Недолюдок спрятал пистолет, отодвинул на бок автомат, обошел, не торопясь, возок, постучал в гулкие бидоны, поворошил сено. Что бы еще натворил, кто знает, если бы ему не свистнули снизу, из яра, на пологом дне которого стоят редко раскиданные ореховые деревья. Широкие кроны грецких орехов скрывали кого-то еще из ихней братии. Микита догадывается: это специальная команда. Слышал о ней в городской комендатуре. Она отступает впереди своих войск, истребляет все живое, создает зону пустыни.

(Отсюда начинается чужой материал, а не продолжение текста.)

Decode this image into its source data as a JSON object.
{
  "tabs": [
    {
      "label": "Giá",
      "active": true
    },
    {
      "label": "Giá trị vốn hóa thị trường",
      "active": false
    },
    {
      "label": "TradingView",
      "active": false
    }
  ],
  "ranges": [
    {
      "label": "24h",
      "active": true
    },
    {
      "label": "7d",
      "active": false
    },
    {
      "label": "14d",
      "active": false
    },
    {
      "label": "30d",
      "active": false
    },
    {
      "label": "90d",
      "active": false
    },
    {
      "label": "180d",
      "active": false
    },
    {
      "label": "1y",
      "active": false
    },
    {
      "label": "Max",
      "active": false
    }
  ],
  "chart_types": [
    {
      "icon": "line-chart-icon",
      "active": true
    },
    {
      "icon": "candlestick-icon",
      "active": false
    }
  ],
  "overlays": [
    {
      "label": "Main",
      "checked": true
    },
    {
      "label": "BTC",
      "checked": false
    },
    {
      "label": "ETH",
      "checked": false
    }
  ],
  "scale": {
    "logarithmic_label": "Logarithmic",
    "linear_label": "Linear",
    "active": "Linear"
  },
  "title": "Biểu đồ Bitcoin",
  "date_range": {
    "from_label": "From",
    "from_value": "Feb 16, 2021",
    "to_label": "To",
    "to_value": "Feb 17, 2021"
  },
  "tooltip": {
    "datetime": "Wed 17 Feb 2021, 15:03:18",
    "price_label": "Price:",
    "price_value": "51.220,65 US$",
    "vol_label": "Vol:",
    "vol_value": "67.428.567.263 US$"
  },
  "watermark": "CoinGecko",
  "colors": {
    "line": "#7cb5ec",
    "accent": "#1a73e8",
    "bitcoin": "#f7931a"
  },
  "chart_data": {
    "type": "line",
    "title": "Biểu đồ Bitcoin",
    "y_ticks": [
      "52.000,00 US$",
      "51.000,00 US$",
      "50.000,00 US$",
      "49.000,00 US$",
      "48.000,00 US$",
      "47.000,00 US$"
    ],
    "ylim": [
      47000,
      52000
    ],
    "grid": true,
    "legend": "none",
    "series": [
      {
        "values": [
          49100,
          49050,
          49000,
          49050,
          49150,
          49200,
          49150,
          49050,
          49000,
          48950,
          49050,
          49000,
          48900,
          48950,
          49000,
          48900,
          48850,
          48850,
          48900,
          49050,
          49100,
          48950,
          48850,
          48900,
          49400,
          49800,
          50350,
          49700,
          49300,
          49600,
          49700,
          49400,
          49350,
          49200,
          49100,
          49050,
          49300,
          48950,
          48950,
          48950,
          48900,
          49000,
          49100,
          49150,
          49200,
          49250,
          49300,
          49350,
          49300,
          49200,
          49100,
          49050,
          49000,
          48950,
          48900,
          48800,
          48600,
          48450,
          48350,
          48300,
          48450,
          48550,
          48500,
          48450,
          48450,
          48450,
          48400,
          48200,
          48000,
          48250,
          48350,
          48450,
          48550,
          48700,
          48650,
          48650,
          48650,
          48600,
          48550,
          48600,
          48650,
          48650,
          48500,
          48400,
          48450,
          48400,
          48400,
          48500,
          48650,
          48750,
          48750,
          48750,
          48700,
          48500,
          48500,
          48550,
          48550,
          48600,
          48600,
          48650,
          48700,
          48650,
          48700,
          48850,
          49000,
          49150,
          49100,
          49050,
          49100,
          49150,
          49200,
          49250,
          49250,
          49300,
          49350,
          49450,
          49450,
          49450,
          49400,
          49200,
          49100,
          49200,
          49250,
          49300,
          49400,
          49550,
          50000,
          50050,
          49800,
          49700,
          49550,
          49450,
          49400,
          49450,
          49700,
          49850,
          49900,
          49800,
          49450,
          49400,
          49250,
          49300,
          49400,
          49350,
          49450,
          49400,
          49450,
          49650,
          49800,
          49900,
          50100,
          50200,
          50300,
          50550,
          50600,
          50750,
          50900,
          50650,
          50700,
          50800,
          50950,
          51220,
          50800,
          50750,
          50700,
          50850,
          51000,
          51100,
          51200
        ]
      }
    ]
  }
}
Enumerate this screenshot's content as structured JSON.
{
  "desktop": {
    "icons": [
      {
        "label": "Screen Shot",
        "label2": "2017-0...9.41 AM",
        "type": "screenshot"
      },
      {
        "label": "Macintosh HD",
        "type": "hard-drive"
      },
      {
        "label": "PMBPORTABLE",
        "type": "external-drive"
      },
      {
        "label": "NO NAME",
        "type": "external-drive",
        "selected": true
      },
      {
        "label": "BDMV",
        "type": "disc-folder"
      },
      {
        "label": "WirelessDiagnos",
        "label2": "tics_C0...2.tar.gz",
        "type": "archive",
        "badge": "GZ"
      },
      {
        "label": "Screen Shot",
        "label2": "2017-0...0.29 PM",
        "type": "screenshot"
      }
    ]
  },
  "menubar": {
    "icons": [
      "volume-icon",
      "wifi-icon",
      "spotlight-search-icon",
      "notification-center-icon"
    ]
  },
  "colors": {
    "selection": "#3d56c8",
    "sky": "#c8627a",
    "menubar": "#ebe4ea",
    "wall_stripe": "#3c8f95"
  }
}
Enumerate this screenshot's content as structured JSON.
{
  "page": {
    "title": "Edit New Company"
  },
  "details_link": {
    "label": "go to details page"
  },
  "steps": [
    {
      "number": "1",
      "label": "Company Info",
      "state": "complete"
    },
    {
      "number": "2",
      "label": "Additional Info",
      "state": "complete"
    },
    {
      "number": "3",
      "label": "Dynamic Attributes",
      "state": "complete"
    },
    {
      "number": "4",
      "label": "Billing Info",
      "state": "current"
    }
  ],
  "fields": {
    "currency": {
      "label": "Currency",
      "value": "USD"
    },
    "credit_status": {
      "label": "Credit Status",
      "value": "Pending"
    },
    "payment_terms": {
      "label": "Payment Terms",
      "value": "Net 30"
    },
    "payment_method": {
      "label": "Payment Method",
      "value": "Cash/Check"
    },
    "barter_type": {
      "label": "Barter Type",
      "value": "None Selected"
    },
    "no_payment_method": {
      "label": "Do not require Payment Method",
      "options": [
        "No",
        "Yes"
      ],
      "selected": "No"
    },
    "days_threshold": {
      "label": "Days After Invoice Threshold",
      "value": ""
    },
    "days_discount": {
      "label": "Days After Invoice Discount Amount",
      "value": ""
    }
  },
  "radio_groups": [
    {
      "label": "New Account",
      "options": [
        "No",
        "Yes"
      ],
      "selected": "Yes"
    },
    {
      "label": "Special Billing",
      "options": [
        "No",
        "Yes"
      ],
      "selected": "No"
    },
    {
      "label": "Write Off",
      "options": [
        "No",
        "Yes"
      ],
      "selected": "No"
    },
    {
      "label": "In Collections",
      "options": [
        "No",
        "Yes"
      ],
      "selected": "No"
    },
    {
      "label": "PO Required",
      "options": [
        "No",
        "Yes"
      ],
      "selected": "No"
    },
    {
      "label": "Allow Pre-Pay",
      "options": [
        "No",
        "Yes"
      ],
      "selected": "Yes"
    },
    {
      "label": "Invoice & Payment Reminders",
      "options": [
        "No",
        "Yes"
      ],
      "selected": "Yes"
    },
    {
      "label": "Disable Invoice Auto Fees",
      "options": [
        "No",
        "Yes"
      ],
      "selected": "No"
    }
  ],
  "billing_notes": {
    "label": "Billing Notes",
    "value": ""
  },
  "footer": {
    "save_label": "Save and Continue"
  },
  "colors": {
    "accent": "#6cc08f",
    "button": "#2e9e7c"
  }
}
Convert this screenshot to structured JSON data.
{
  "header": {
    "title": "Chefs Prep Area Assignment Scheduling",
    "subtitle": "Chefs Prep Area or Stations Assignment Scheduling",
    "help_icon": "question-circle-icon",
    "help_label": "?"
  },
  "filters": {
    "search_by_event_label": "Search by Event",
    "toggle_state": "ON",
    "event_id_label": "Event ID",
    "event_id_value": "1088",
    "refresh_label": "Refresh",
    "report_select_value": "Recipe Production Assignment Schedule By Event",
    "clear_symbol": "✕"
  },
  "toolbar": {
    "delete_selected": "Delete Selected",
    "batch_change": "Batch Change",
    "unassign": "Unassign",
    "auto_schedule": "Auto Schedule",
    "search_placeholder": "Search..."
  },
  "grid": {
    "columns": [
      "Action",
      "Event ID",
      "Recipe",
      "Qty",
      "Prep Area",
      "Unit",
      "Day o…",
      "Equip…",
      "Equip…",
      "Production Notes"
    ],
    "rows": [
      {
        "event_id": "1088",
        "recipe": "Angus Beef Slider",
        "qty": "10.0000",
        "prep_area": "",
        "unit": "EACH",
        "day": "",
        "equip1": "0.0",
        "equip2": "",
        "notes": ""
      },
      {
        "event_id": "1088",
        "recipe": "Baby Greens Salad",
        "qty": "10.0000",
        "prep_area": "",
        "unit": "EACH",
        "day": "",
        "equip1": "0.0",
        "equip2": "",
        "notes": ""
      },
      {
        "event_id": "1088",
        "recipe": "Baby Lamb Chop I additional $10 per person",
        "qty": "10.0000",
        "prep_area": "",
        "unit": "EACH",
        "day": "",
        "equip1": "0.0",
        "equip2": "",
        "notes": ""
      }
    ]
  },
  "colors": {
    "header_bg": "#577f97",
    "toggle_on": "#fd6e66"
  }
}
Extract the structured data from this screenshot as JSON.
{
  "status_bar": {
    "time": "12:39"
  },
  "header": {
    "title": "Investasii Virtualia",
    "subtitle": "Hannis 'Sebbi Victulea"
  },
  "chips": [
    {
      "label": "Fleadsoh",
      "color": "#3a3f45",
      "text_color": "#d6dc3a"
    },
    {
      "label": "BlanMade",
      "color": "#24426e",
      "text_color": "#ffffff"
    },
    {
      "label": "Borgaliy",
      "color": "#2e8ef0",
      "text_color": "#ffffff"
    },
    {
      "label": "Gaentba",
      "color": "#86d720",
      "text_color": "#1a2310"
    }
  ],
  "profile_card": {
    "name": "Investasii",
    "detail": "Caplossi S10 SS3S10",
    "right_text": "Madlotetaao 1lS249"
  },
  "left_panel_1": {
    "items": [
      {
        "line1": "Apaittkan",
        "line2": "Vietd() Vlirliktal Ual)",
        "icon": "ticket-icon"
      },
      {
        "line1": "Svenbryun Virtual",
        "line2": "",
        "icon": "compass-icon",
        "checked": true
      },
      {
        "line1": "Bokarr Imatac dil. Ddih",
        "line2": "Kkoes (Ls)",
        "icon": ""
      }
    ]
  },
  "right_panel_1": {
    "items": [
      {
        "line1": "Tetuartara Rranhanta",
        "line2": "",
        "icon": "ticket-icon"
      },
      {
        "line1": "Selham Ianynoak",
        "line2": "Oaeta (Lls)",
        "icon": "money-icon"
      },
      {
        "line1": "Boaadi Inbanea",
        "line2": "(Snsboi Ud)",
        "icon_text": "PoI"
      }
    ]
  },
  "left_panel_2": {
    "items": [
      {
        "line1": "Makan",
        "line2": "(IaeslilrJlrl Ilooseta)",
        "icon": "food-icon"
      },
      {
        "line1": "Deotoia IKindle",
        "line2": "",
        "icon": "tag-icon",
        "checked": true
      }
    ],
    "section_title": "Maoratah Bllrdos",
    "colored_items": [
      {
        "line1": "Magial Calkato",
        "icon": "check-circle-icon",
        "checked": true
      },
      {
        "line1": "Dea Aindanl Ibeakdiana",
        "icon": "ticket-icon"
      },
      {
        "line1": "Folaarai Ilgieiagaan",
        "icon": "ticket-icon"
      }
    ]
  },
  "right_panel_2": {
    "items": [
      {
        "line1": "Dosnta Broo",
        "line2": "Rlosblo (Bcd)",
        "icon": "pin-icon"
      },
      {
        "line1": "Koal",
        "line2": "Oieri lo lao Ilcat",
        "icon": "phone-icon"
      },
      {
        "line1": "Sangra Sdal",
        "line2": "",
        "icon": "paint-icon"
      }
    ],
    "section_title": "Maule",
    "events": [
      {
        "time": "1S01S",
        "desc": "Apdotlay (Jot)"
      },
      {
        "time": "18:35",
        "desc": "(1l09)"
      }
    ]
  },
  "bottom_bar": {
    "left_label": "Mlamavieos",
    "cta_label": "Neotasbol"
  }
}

Может, сигнал, поданный снизу, и спас Ожинку? Солдат спрыгнул с плотины. Тяжело вскидывая ботинки с громоздкой подошвой, побежал к орехам. Ожина тихо тронулась дальше. Пошла в степь, бережно ступая, покатила повозку осторожно, словно боясь разбудить уснувших.
— Может, не она?
— Кажись, она. На лбу белая цяточка. У щиколотки — светлый лоскуток. Кто ж, как не Ожинка?
3
Вот чудаки, опять сцепились! Не могут без схватки. Друзья, каких поискать, а вот сцепятся по пустякам и давай друг друга доводить, до белого каления. Микита заговорил о том, как служил. Ему тоже повоевать пришлось. Когда наши заняли слободу, всех парней на фронт забрали. Микита попал в зенитчики.
Костя не мог удержаться, чтобы не съязвить:
— Из тебя зенитчик, как из меня пономарь!
— Хе-ге! Я вашего брата знаешь сколько понасшибал!
— Фашист мне не брат!
— Ну, к слову!
Костя налегает грудью на стол.
— Брешет дударь, еще и крестится. Видал я таких на фронтах. Где-то в последнем эшелоне вас возили. А вот когда пехтура город возьмет, на ее хребте и въезжаете с золотыми дудками вместо винтовок. Как боги! Губы в мундштук и ну палить, словно из минометов. Великое дело! Ни дать ни взять — победители!
— Тю, задымил, как подбитый фриц. Что тебя так распекает! А ты как воевал? Покружишь над горами — и на посадку. Теплынь. Голубое море. Райские кущи. Идешь в офицерский клубик, сапожками поскрипываешь!
— Моряку сапоги не положены, травила!
— Прошу пробачення, ботиночками, ботиночками!
Микита приподнялся на руках, хотел еще чем-то донять, да не успел: закололо в пояснице. Поморщился, боднул лбом подушку, пробубнил:
— Ух, идол, як иголкой пырнуло!
— Чтоб не брехал.
Микита вскидывает голову.
— Полтора года возле орудия крутился. До Кралова-градца дошел. Еще бы пять минут — и в Праге побывал! Понял? Топал от самого Мелитополя…
Я на время отвлекся. Слышу, Микиткина зенитка уже катится по Прикарпатью. От Львова на Дрогобыч тащит ее ЗИС. Помните, были такие трехтонки? Выносливые, говорят, черти. Из любого болота выскочат, по любым ухабам пронесутся. Ну вот, идет «зисуха» в орудийной упряжке. Лейтенант в кабине, расчет в кузове. Катится без горя, без помех. И вдруг — стоп! Слезай — приехали. И кто остановил? Добро бы противник. А то нет, свой брат, колхозник. Стоп, и все! Лейтенант выскочил:
— В чем дело?
— Прошу пана, не гневайтесь. Почекайте хвилинку!
Просят, значит, немножко подождать. Потому что на шоссе, на асфальтовом его полотне, колхоз устроил ток, молотьбу затеял, лен молотят! Умно́ придумали. Расстилают лен. Пропускают по нему проезжие машины. Резиновые колеса мнут лен, вымолачивают семя. Затем — стоп, машины! Кладут поперек дороги бревно: ход закрыт. Ворошат лен вилами, перетряхивают граблями. И снова — пошли колеса! Когда лен обмолочен, дорогу на какое-то время перекрывают наглухо. Кострицу убирают. Семя подметают и в мешки. С арб летят на асфальт новые снопы. Вот так и молотят. Не надо ни специального тока, ни катков, ни лишних лошадей. Все делают проезжие машины. Дешево и сердито! Кому невтерпеж — вон объезд, и справа и слева. Поспешай на здоровье! Ну, а зенитчики народ веселый, и торопиться как раз не надо. Спрыгнули с машин. Вилы в руки и давай подсоблять. Тетки обрадовались.